An hour later, the tea drained from its stained mug, Charlie left them, the old man and the girl, and walked back out into the fading rain, head low, feet heavy. He wondered if it was the use of English that made this particular job weigh upon him—in other lands, speaking other tongues, there was something of a barrier raised between himself and his duties, a linguistic w
all that made sadness, sorrow, regret, despair into concepts that were expressed phonetically rather than in any emotional way. Speaking his native tongue, in a city he had slowly grown to consider his own, these words had a meaning that needed no translation.
He walked back to Dulwich through the fading light, the streets black mirrors beneath his feet, the yellow lamps coming on all around, the commuters dragging their shopping bags and pouring, sticky-armed and red-faced, from the hollow mouth of the Underground as he walked by.
In the evening, candles burning between them—not because it was special, just because it was nice—Emmi said, “Do you feel English?”
“No. I don’t think so. What does English feel like?”

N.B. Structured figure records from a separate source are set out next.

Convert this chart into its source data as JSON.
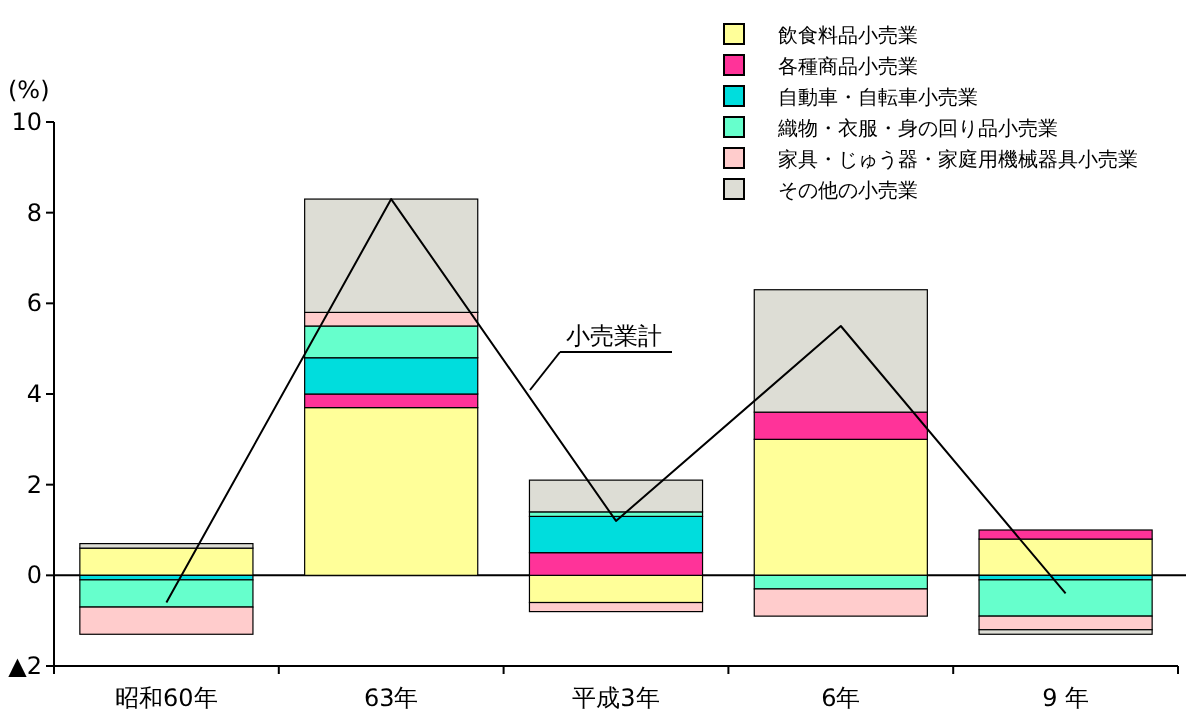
{
  "chart_data": {
    "type": "bar",
    "stacked": true,
    "ylabel": "(%)",
    "categories": [
      "昭和60年",
      "63年",
      "平成3年",
      "6年",
      "9 年"
    ],
    "series": [
      {
        "name": "飲食料品小売業",
        "color": "#ffff99",
        "values": [
          0.6,
          3.7,
          -0.6,
          3.0,
          0.8
        ]
      },
      {
        "name": "各種商品小売業",
        "color": "#ff3399",
        "values": [
          null,
          0.3,
          0.5,
          0.6,
          0.2
        ]
      },
      {
        "name": "自動車・自転車小売業",
        "color": "#00dddd",
        "values": [
          -0.1,
          0.8,
          0.8,
          null,
          -0.1
        ]
      },
      {
        "name": "織物・衣服・身の回り品小売業",
        "color": "#66ffcc",
        "values": [
          -0.6,
          0.7,
          0.1,
          -0.3,
          -0.8
        ]
      },
      {
        "name": "家具・じゅう器・家庭用機械器具小売業",
        "color": "#ffcccc",
        "values": [
          -0.6,
          0.3,
          -0.2,
          -0.6,
          -0.3
        ]
      },
      {
        "name": "その他の小売業",
        "color": "#ddddd5",
        "values": [
          0.1,
          2.5,
          0.7,
          2.7,
          -0.1
        ]
      },
      {
        "name": "小売業計",
        "type": "line",
        "color": "#000000",
        "values": [
          -0.6,
          8.3,
          1.2,
          5.5,
          -0.4
        ]
      }
    ],
    "ylim": [
      -2,
      10
    ],
    "yticks": [
      {
        "value": -2,
        "label": "▲2"
      },
      0,
      2,
      4,
      6,
      8,
      10
    ],
    "legend": "top right"
  }
}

“If you have to go to visit someone in England, see something who’s dying …”
“Death is Death.”
“You say that a lot.”
“Sorry, I didn’t mean … It’s … Everyone lives and everyone dies. The world changes, and it’s the world, and I will live and I will die and … Do you want to talk about something else?”
“Death doesn’t care what nationality you are?”
“No.”
“So you don’t feel English.”
“I feel … alive. Sometimes being alive means you remember what it feels like for everyone else to be alive too, I guess.”
“More fish?”
“Yes please.”
“More peas?”
“Definitely.”
“There’s custard tarts for later.”
“You might have to carry me to bed.”
And the next morning, he got an email from Maureen in the Milton Keynes office, who said he should probably turn the radio on, and he did, and he heard Agnes’s voice ringing out across the airwaves of the local station as she explained, “We’ll never stop fighting, never. We’ll never give in. It’s not about the money, it’s not about the council or the building—it’s about justice. It’s about injustice. It’s about us standing up for our homes and our lives. Yesterday the Harbinger of Death came to see my grandad, and he told him to his face, go back to your master, tell him that if he wants to find me, he’ll have to come to the Longview himself.”